Maryam Pougetoux, la question manquante

Daniel Schneidermann - - (In)visibilités - Le matinaute - 92 commentaires

Autour de Maryam Pougetoux, présidente de l'UNEF Paris IV, qui a témoigné en hijab, à propos de Parcoursup, dans un journal de M6, se déroule depuis une semaine l'habituelle farandole de tous ceux qui parlent sans savoir. Nous vous l'avons résumée ici. Mais on n'avait jamais encore entendu directement l'étudiante de 19 ans. Hier, était mise en ligne par Buzzfeed une interview approfondie de la jeune femmeA propos des différents fantasmes de ceux qui la soupçonneraient de radicalisation, elle répond avec un grand bon sens, faisant le lien avec son combat syndical : "Lorsqu'on donne la possibilité à des jeunes de s'éduquer, d'aller à l'université, de se forger leur propre opinion pour qu'ils réfléchissent par eux-mêmes, on ne devrait pas avoir ce souci de jeunes radicalisés". Parfait. Puis, aux ministres et nombreux dirigeants politiques qui ont évoqué un éventuel "message politique" de son hijab, elle répond "mon voile n'a aucune fonction politique. C'est ma foi." Nous y voilà.

Après une dizaine de questions, les deux intervieweurs de Buzzfeed, David Perrotin et Paul Aveline, abordent le sujet. "Certains voient une contradiction entre votre voile et le fait de militer au sein de l'Unef, syndicat qui défend des causes comme le mariage pour tou-te-s ou l'avortement.
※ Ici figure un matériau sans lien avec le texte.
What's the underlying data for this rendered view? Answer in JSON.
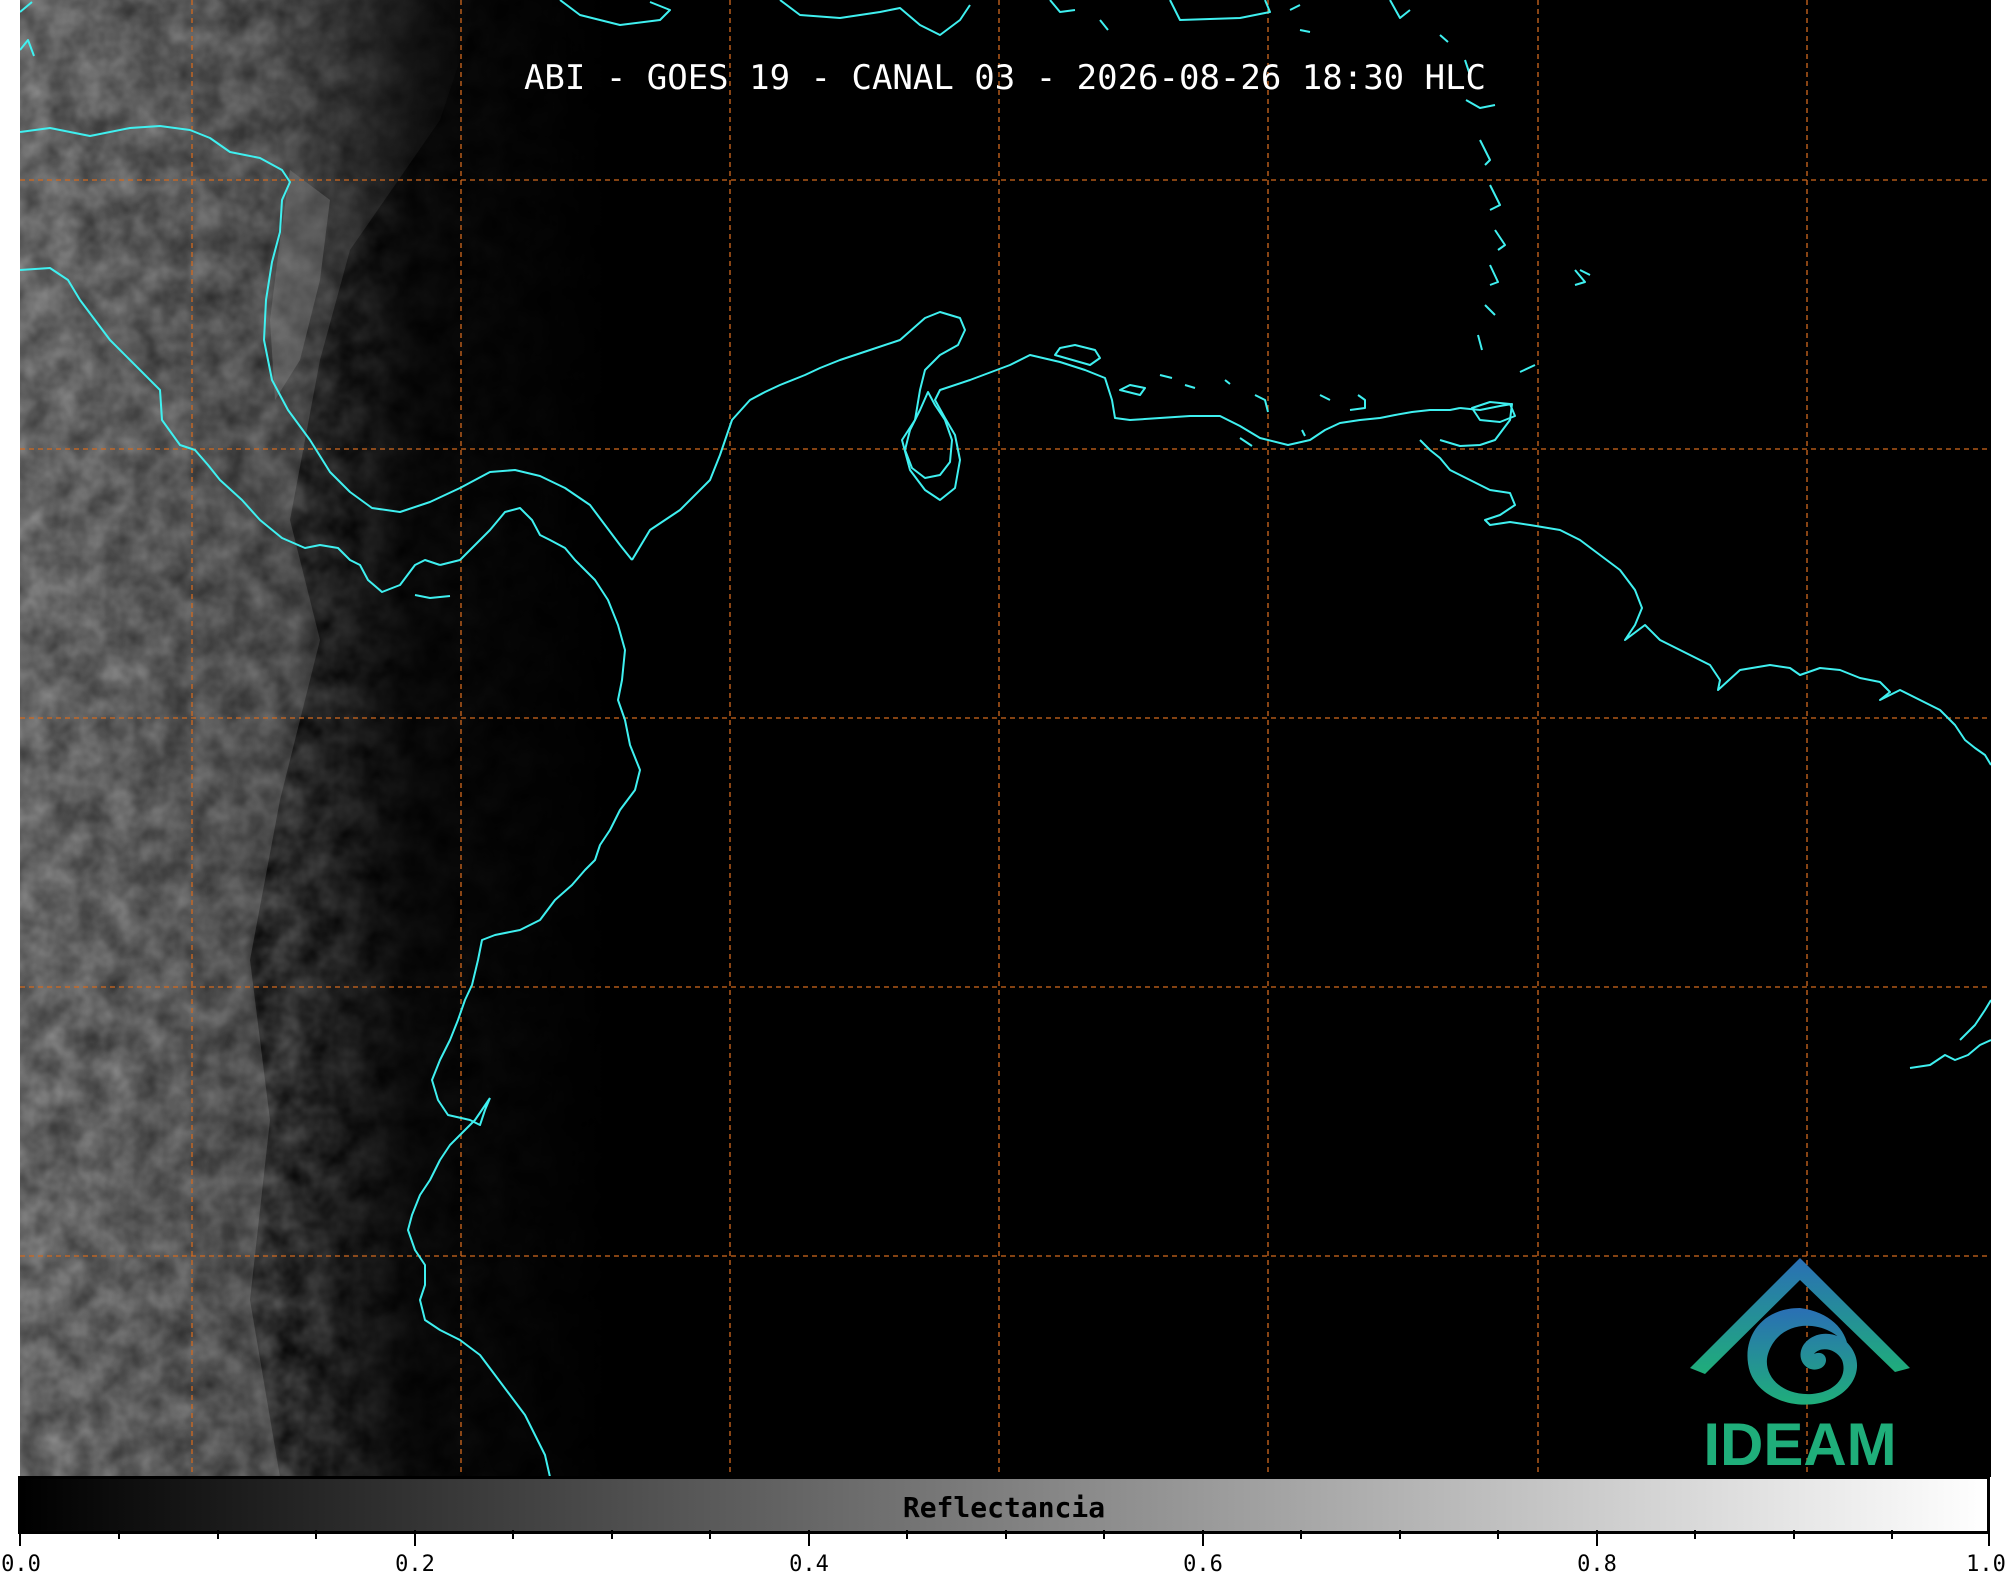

Quel est votre avis ?" Son avis lui est donc demandé, non pas sur le fond, mais sur le point de vue de "certains". Puis, question suivante : "En tant que représentante d'un syndicat en pointe sur ces questions, on pourrait vous reprocher de ne pas dire clairement "Oui, je suis pour le mariage pour tous ou pour la procréation médicalement assistée." Ce qui permet à l'interviewée de s'en tirer sans répondre sur le fond : " Que je dise oui, non, je ne sais pas, on trouvera toujours un truc à redire".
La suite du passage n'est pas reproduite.